Of course there are also day traders and other professional traders but they make no pretense at being investors at all. Professional trading is an occupation with its own rules and pitfalls that if not followed, will cause grief to the traders; see RatioTrading . Ironically, trading too much can even play havoc with professional traders; see Burns 2007 traders over-trade PDFdoc.2213.

One of our favorite traders is Charles E. Kirk. We encourage you to visit his web site TheKirkReport and read his free reports on what is required to be a successful trader. You will quickly realize that few of us have the necessary skills. When amateur traders transact, professionals like Charles Kirk are often taking contrary positions. Who do you think comes out on top?

Transaction (turnover) costs

As a general rule, irrespective of whether an investor realizes trading gains or losses, he will incur transaction costs, what we call turnover-related costs. The greater an investor turns-over his portfolio by selling and buying, the greater his transaction costs.


Commissions are the charges a broker collects to purchase or sell a security as agent for the investor. They are typically lower at discount brokers (versus full service firms) and lower in percentage terms the larger the dollar amount of a transaction. The commission for a share trade is shown on the confirmation slip.

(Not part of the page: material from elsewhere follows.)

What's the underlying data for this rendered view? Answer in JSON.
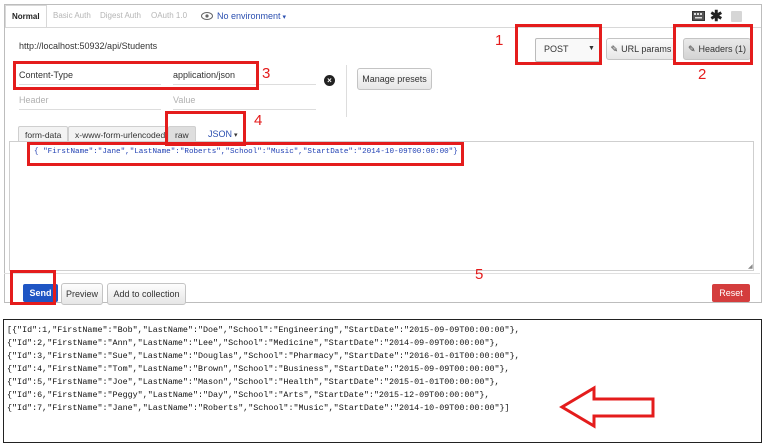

While equity commissions have come down in Canada with the increasing popularity of discount brokers, the overall volume of equity trading in Canada over the last 10 years has increased about 500%; see Mathisson Credit Suisse 2011 doc.2218, slide 26. In the US volumes have gone from a 15% annual turnover to 25)5 in 2011; Geer Bogle interview doc.2217.

Typically, investors are offered bonds from a broker’s own bond inventory and transaction costs are built into the bond price. Clients often don’t know whether a bond is priced competitively or how much commission they are paying, and for small amounts (eg. Less than $10K commissions are so high GIC’s or bond funds may be more attractive. For more, see Conventional bonds on the Canadian financial wiki Finiki, and Bebee GandM 2012 Bond trading doc.2212.

Options are subject to higher commissions than equities. Like shares, the commission for an option trade is shown on the confirmation slip.

Spread and market impact trading costs are above and beyond commission costs.